Share this prayer with the group (or select one of the prayers listed in the prayers section on the Orlando Resources page):

A Christian Prayer for Forgiveness, Courage, and Peace
(A prayer in response to Orlando)
Rev. Bert Montgomery; June 12, 2016

For our LGBT sisters and brothers, neighbors, friends, who already live with a certain level of fear of personal attack but now have a heightened awareness of mass attacks in places where they find safety and community, Lord, comfort them, protect them, encourage them, strengthen them to respond in hope and love.

For our Muslim sisters and brothers, neighbors, friends who also live with a certain level of fear of personal attack, and who are also themselves victims of social fears, stereotypes, and religious and cultural ignorance, Lord, comfort them, protect them, and encourage them to respond in hope and love.
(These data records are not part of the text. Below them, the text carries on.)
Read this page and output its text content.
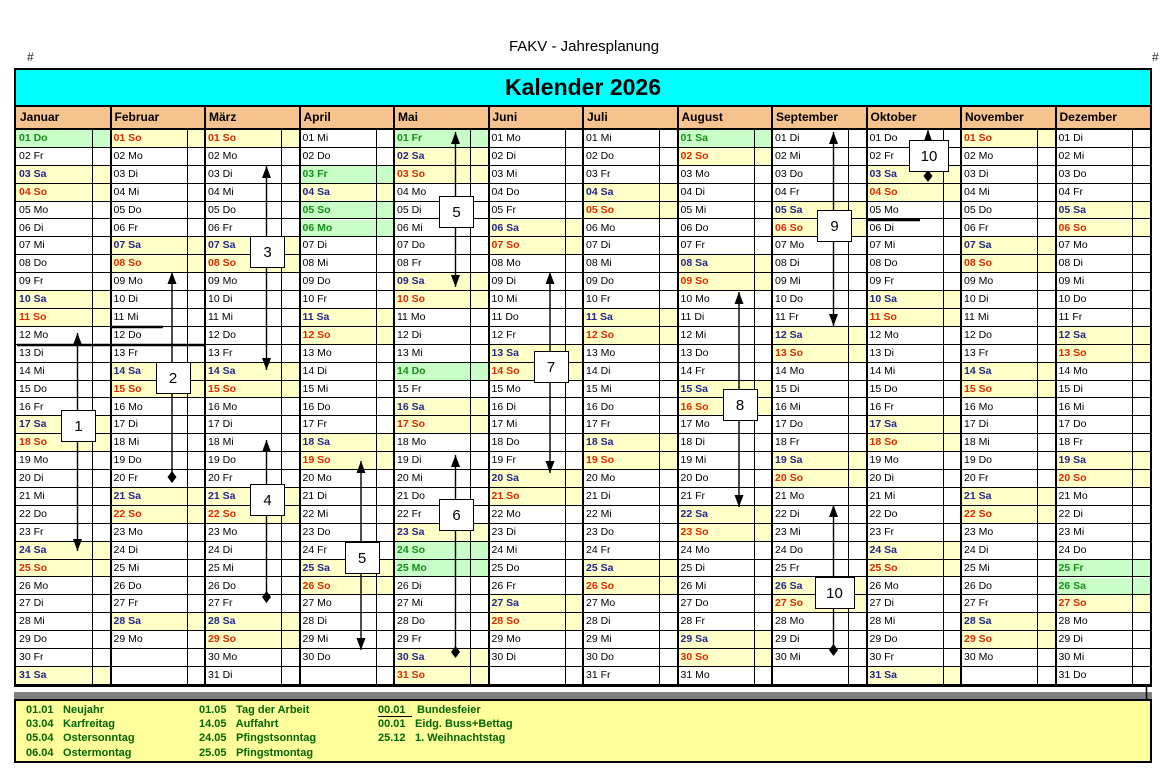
FAKV - Jahresplanung
#	#
Kalender 2026
Januar
01 Do
02 Fr
03 Sa
04 So
05 Mo
06 Di
07 Mi
08 Do
09 Fr
10 Sa
11 So
12 Mo
13 Di
14 Mi
15 Do
16 Fr
17 Sa
18 So
19 Mo
20 Di
21 Mi
22 Do
23 Fr
24 Sa
25 So
26 Mo
27 Di
28 Mi
29 Do
30 Fr
31 Sa
Februar
01 So
02 Mo
03 Di
04 Mi
05 Do
06 Fr
07 Sa
08 So
09 Mo
10 Di
11 Mi
12 Do
13 Fr
14 Sa
15 So
16 Mo
17 Di
18 Mi
19 Do
20 Fr
21 Sa
22 So
23 Mo
24 Di
25 Mi
26 Do
27 Fr
28 Sa
29 Mo
März
01 So
02 Mo
03 Di
04 Mi
05 Do
06 Fr
07 Sa
08 So
09 Mo
10 Di
11 Mi
12 Do
13 Fr
14 Sa
15 So
16 Mo
17 Di
18 Mi
19 Do
20 Fr
21 Sa
22 So
23 Mo
24 Di
25 Mi
26 Do
27 Fr
28 Sa
29 So
30 Mo
31 Di
April
01 Mi
02 Do
03 Fr
04 Sa
05 So
06 Mo
07 Di
08 Mi
09 Do
10 Fr
11 Sa
12 So
13 Mo
14 Di
15 Mi
16 Do
17 Fr
18 Sa
19 So
20 Mo
21 Di
22 Mi
23 Do
24 Fr
25 Sa
26 So
27 Mo
28 Di
29 Mi
30 Do
Mai
01 Fr
02 Sa
03 So
04 Mo
05 Di
06 Mi
07 Do
08 Fr
09 Sa
10 So
11 Mo
12 Di
13 Mi
14 Do
15 Fr
16 Sa
17 So
18 Mo
19 Di
20 Mi
21 Do
22 Fr
23 Sa
24 So
25 Mo
26 Di
27 Mi
28 Do
29 Fr
30 Sa
31 So
Juni
01 Mo
02 Di
03 Mi
04 Do
05 Fr
06 Sa
07 So
08 Mo
09 Di
10 Mi
11 Do
12 Fr
13 Sa
14 So
15 Mo
16 Di
17 Mi
18 Do
19 Fr
20 Sa
21 So
22 Mo
23 Di
24 Mi
25 Do
26 Fr
27 Sa
28 So
29 Mo
30 Di
Juli
01 Mi
02 Do
03 Fr
04 Sa
05 So
06 Mo
07 Di
08 Mi
09 Do
10 Fr
11 Sa
12 So
13 Mo
14 Di
15 Mi
16 Do
17 Fr
18 Sa
19 So
20 Mo
21 Di
22 Mi
23 Do
24 Fr
25 Sa
26 So
27 Mo
28 Di
29 Mi
30 Do
31 Fr
August
01 Sa
02 So
03 Mo
04 Di
05 Mi
06 Do
07 Fr
08 Sa
09 So
10 Mo
11 Di
12 Mi
13 Do
14 Fr
15 Sa
16 So
17 Mo
18 Di
19 Mi
20 Do
21 Fr
22 Sa
23 So
24 Mo
25 Di
26 Mi
27 Do
28 Fr
29 Sa
30 So
31 Mo
September
01 Di
02 Mi
03 Do
04 Fr
05 Sa
06 So
07 Mo
08 Di
09 Mi
10 Do
11 Fr
12 Sa
13 So
14 Mo
15 Di
16 Mi
17 Do
18 Fr
19 Sa
20 So
21 Mo
22 Di
23 Mi
24 Do
25 Fr
26 Sa
27 So
28 Mo
29 Di
30 Mi
Oktober
01 Do
02 Fr
03 Sa
04 So
05 Mo
06 Di
07 Mi
08 Do
09 Fr
10 Sa
11 So
12 Mo
13 Di
14 Mi
15 Do
16 Fr
17 Sa
18 So
19 Mo
20 Di
21 Mi
22 Do
23 Fr
24 Sa
25 So
26 Mo
27 Di
28 Mi
29 Do
30 Fr
31 Sa
November
01 So
02 Mo
03 Di
04 Mi
05 Do
06 Fr
07 Sa
08 So
09 Mo
10 Di
11 Mi
12 Do
13 Fr
14 Sa
15 So
16 Mo
17 Di
18 Mi
19 Do
20 Fr
21 Sa
22 So
23 Mo
24 Di
25 Mi
26 Do
27 Fr
28 Sa
29 So
30 Mo
Dezember
01 Di
02 Mi
03 Do
04 Fr
05 Sa
06 So
07 Mo
08 Di
09 Mi
10 Do
11 Fr
12 Sa
13 So
14 Mo
15 Di
16 Mi
17 Do
18 Fr
19 Sa
20 So
21 Mo
22 Di
23 Mi
24 Do
25 Fr
26 Sa
27 So
28 Mo
29 Di
30 Mi
31 Do
1
2
3
4
5
5
6
7
8
9
10
10
01.01 Neujahr
03.04 Karfreitag
05.04 Ostersonntag
06.04 Ostermontag
01.05 Tag der Arbeit
14.05 Auffahrt
24.05 Pfingstsonntag
25.05 Pfingstmontag
00.01 Bundesfeier
00.01 Eidg. Buss+Bettag
25.12 1. Weihnachtstag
Lord of all Creation, forgive all of us who speak out of fear, hatred, and judgement against both our LGBT and Muslim friends and family.

Forgive especially all of us who remain silent, thereby allowing such vile attitudes to grow in power and presence.

May we in your Church be transformed from fear to friendship, from suspicion to trust, from ignorance to awareness, from hate to love;

may we be Love Incarnate;

may we have the courage to speak, to act, and to stand openly in solidarity with any and all who are targeted because of their religious beliefs or sexual identity.

May we who have privilege and power have the courage to use our words, our resources, our actions to bring healing in this world in which we have done so much harm and destruction in Your name.

Forgive us. Change us. Heal us, Transform us.

Open our eyes to see each other – even strangers, and even our enemies (perceived or real) as Your children created in Your image.

Give us shalom; give us salam; give us peace.

Give us the audacity to believe that Hope is real, that Grace is true, and that Love Divine reigns o’er us all.

In the name of Christ …

Ask questions like:

  • What are your reactions to this prayer and why?
  • What parts of the prayer might sound a bit different to you in the face of the recent tragedy than they might have before and why?
  • In what ways does this prayer challenge us?
  • In times of great tragedy, like the Orlando shooting, where the emotions of the moment are twisted to serve an agenda, what is the best way to respond and why?
  • What can we say to people who ask “where is God” when such tragedies occur?
  • What can God’s people do in order to better reflect the face of God when such things occur?

Listen together to Our Time Has Come by singer/songwriter Daniel Bailey, and close with a prayer.